HIPAA security rule now in its final form

Signature standard not included

Final security standards under the Health Insurance Portability and Accountability Act (HIPAA) for protecting patient health information when it is maintained or transmitted electronically have been adopted by the Department of Health and Human Services (HHS).

All "covered entities," which include health care providers, health plans, and health care clearinghouses, must comply with the rule, which was published in the Federal Register. It includes the following provisions:

  • All work force members, including management, must receive security awareness training.
  • Organizations must conduct risk analyses to determine information security risks and vulnerabilities.
  • Organizations must establish policies and procedures that allow access to electronic protected health information (PHI) on need-to-know basis.
  • Organizations must implement audit controls that record and examine who has logged into information systems that contain PHI.
  • Organizations must limit physical access to facilities that contain electronic PHI.
  • Organizations must establish and enforce sanctions against members of the work force who don’t follow information security policies and procedures.

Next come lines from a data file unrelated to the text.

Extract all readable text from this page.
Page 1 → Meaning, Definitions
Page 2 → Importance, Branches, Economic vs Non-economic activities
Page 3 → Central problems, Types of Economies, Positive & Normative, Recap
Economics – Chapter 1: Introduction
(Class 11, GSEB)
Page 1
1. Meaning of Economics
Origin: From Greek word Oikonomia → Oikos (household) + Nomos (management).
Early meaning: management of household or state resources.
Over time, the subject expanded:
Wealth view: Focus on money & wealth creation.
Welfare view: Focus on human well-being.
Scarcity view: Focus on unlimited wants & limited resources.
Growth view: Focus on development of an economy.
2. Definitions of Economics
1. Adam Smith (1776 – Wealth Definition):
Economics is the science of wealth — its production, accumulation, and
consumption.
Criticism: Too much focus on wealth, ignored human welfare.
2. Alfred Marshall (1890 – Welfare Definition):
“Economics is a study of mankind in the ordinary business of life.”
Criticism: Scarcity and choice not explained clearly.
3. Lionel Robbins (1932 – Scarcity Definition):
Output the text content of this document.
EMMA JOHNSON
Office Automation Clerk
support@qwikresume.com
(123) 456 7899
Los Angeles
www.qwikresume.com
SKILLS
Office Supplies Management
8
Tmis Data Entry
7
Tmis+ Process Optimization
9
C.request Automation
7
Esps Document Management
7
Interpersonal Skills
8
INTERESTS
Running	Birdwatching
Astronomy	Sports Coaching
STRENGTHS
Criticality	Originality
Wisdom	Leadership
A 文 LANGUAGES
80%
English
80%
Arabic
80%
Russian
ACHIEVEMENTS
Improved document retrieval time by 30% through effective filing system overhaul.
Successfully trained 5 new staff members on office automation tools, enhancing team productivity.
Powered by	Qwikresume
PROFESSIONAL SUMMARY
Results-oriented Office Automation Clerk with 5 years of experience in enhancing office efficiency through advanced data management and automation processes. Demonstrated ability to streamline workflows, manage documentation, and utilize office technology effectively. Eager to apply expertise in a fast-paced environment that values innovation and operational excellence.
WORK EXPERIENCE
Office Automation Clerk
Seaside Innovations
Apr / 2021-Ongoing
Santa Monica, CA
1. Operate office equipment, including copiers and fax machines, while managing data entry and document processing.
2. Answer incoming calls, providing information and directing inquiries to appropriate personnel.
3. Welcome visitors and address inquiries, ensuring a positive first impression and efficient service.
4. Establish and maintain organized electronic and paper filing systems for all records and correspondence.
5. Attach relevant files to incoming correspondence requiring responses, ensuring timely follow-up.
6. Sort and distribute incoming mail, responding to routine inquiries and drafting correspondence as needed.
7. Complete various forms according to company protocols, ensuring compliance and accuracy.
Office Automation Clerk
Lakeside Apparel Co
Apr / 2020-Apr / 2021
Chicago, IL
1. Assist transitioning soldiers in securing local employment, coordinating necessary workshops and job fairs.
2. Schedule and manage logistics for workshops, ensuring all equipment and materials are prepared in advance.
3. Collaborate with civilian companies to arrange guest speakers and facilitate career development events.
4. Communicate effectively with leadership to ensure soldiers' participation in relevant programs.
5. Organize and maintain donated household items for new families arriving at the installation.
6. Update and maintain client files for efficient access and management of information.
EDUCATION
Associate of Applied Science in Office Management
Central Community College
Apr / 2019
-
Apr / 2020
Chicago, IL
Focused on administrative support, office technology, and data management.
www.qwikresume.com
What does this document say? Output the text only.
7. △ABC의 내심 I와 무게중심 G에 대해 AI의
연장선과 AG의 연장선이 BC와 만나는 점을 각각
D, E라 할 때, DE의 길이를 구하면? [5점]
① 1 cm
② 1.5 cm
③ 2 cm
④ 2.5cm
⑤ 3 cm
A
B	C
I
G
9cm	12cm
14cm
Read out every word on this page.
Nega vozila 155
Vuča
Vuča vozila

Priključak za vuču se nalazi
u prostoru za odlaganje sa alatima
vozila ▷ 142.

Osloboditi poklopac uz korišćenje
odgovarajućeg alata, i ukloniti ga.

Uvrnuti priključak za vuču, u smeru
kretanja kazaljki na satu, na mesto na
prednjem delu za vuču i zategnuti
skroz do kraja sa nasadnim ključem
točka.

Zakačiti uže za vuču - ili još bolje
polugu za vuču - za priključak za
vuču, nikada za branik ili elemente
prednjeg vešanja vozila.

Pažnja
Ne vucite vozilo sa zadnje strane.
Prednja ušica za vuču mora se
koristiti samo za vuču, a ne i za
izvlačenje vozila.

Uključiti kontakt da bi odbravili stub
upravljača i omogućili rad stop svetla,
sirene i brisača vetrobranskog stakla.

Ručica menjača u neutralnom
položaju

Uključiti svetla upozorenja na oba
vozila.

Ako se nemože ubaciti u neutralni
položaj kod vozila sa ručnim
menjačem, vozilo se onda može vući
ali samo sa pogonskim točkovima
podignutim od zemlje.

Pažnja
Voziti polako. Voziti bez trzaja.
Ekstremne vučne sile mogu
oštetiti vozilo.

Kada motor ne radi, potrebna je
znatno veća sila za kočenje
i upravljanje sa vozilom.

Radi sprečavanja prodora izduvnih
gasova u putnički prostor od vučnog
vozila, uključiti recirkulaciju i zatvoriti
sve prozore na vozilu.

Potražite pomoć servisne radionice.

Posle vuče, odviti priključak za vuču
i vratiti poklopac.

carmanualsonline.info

The electronic signature standard, a component of the proposed rule, was removed from the final version, which was published in the Feb. 20, 2003, Federal Register. HHS has said it will publish that standard in a separate final rule, but did not say when. Some security experts have said the rule, while well integrated with the HIPAA privacy rule, lacks specific guidance in some critical areas, such as the requirement that encryption be used "only when deemed appropriate."

John Christiansen, JD, an attorney with Preston Gates in Seattle, has said the HHS accomplished one of its goals, which was to integrate the security rule with the privacy rule. He said many redundancies had been eliminated, in addition to some unclear concepts and rules.

HHS writes in the rule’s preamble that the regulations are consistent with "generally accepted security principles."

The regulations will become enforceable for most covered entities, including hospitals, on April 21, 2005. Small health plans will have an additional year to comply. To view the final rule, go to www.access.gpo.gov.